Selamat Tinggal Yang Salah, Bersedih Karena Hilangnya Penyakit Mental
Semua hal baik harus berakhir, menurut orang bijak zaman dulu, tetapi tahukah Anda ini juga berlaku untuk hal-hal buruk? Betul! Inilah jijiknya; ketika tiba saatnya untuk mengajukan tawaran suka tantangan kesehatan mental khusus Anda, Anda mungkin menemukan diri Anda menyeret tumit Anda, kertak gigi Anda, bintik-bintik tee Anda, dan menyeberang mata Anda.
Konyol, katamu? Menahan keinginan untuk batuk tertawa lepas di lengan baju Anda? Yah, jangan biarkan sedikit kontra-intuisi memberanikan Anda terlalu banyak; izinkan saya untuk membagikan sketsa pribadi untuk tujuan ilustrasi.
Seperti yang Anda ketahui, Bipolar Disorder adalah elang laut khusus saya dan ia mengatur dan menghancurkan lanskap saya seperti serangkaian tulah Perjanjian Lama.
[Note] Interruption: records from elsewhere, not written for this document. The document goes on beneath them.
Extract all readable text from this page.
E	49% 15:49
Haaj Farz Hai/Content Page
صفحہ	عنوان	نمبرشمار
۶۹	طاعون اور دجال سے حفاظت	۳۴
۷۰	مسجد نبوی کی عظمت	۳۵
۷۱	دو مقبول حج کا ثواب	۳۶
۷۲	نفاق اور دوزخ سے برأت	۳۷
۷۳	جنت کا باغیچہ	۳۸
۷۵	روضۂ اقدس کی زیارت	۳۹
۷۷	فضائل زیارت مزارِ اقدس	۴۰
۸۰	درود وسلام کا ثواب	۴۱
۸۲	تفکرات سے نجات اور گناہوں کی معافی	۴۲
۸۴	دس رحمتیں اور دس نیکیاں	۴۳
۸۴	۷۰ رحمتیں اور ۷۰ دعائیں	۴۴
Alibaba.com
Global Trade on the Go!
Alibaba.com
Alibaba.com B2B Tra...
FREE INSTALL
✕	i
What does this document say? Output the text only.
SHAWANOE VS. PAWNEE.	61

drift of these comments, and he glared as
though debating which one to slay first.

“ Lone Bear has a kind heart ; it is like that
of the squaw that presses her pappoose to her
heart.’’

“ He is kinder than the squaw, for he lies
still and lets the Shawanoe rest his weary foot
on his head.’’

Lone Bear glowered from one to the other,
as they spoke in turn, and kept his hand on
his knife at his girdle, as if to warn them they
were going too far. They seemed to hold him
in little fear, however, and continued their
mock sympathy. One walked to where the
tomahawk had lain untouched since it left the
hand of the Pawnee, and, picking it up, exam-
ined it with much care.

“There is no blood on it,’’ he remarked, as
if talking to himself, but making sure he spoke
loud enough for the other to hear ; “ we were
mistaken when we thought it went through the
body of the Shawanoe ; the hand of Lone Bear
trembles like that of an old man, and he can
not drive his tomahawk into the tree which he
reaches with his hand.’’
Selama bertahun-tahun, hidup ditentukan oleh hubungan saya dengan iblis ini dan saya lulus dari sekadar bertahan hidup untuk bertempur menjadi penguasaan sampai, akhirnya, ia terbaring di tumpukan di kaki saya, ditaklukkan. (Aficionados akan menunjukkan bahwa Gangguan Bipolar tidak dapat disembuhkan. Meskipun benar, saya harus menambahkan bahwa seseorang dapat menguranginya menjadi tidak konsisten dan tidak penting sehingga, untuk maksud dan tujuan, itu dinetralkan.)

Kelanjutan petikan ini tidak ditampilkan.